Em uma segunda etapa, pretende-se ampliar o número de famílias que irão receber os lotes de gado Curraleiro; aumentar o rebanho do Núcleo, além de montar uma estrutura com éguas e jumentos para produção de burros e mulas, animais indispensáveis para o manejo do gado na região. Também será necessário garantir para as famílias que receberam e receberão os bovinos, uma estrutura mínima de pasto, cerca e suplementação nutricional na época da seca.
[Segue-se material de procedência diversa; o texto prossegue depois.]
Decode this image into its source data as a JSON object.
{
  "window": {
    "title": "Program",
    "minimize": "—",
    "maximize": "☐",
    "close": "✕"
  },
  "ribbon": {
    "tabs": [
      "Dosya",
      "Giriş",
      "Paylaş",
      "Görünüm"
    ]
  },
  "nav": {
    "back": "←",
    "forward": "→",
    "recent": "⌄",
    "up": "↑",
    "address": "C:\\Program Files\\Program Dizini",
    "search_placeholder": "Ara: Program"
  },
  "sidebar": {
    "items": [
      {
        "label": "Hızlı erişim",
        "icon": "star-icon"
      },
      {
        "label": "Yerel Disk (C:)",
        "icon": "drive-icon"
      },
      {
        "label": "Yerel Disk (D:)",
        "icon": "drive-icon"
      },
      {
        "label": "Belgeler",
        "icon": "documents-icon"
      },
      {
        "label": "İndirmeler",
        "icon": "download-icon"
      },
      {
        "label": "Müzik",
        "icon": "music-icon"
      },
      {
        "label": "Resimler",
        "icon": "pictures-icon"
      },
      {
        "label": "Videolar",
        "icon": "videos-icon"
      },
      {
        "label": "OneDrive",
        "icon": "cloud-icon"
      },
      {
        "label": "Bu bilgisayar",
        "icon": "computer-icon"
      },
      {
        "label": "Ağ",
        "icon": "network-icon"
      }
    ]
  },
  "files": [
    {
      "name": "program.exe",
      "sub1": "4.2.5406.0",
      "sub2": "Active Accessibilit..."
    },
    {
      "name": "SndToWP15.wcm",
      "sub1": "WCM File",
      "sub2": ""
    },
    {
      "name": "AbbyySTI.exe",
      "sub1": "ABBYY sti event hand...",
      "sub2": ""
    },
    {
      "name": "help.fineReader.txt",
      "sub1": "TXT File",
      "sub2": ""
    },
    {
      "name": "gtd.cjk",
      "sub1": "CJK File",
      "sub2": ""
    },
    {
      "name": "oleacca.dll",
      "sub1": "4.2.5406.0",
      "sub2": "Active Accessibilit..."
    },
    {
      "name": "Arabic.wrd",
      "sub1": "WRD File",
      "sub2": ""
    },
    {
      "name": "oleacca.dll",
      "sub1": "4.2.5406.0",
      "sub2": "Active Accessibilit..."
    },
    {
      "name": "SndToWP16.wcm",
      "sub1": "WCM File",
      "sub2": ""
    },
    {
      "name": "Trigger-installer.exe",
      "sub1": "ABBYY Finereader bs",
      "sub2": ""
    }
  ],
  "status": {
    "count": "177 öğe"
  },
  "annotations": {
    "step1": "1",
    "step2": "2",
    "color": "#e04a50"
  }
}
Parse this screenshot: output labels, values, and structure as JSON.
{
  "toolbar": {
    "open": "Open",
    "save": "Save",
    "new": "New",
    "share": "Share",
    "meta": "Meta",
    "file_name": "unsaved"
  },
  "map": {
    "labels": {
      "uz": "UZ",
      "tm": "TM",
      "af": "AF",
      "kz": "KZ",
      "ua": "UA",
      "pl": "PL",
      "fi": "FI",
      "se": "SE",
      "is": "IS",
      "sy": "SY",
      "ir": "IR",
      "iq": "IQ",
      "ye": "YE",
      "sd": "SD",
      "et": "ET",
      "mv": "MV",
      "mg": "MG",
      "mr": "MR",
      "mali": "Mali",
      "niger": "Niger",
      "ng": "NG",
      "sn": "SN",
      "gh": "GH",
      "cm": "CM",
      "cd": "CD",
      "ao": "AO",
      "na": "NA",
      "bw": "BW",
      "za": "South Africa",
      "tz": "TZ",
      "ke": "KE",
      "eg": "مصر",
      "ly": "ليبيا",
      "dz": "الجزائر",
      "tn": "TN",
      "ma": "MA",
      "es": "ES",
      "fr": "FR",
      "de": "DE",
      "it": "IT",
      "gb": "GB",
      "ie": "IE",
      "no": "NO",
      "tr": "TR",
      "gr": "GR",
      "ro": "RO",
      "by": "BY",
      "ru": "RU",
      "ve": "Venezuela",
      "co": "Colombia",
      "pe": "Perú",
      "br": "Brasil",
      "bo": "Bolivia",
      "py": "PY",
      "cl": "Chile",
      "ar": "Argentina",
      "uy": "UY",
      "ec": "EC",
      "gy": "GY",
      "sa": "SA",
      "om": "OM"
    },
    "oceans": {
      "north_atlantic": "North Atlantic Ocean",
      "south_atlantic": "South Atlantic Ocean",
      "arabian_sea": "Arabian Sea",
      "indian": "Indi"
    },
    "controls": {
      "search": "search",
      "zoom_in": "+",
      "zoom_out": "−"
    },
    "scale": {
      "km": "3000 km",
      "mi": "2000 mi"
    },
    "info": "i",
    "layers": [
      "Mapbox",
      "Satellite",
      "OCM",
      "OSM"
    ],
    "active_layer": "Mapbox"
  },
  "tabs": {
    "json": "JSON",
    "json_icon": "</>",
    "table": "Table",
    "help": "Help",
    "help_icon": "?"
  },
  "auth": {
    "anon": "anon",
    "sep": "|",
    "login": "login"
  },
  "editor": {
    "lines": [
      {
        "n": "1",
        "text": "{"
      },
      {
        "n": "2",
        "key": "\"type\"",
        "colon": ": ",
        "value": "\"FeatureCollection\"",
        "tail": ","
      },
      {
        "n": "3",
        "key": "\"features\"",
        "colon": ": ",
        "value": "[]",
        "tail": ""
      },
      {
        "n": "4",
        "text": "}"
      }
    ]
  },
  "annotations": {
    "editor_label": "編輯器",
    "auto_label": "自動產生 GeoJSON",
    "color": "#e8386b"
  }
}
A equipe técnica da UFG é a responsável pelo acompanhamento e avaliação das atividades planejadas e desenvolvidas na comunidade, juntamente com a AKC. Além de oferecer treinamento, quando necessário, para os recursos humanos envolvidos no projeto, está executando a avaliação e certificação do estado de sanidade do rebanho. Estas atividades estão sendo desenvolvidas em parceria com várias instituições, tais como: Embrapa Cerrados, Universidade Federal do Tocantins, Ministério da Integração Nacional, Prefeitura de Cavalcante e SEBRAE-GO.

Conclusões

A reintrodução do gado Curraleiro e a implantação do núcleo de criação da raça no Sitio do Patrimônio Histórico e Reserva Cultural Kalunga possibilitarão o estabelecimento de uma modalidade de exploração sustentável do Cerrado e garantirão às famílias quilombolas, manutenção da tradição pecuária, bem como a melhoria na disponibilidade de alimento e aumento da renda familiar. Adicionalmente auxiliarão na preservação de uma raça bovina perfeitamente adaptada às condições adversas do Cerrado, conseqüentemente na manutenção das informações contidas na sua estrutura genética, desenvolvidas através de séculos de seleção natural, o que garante a adaptação e a maior resistência a doenças e parasitas.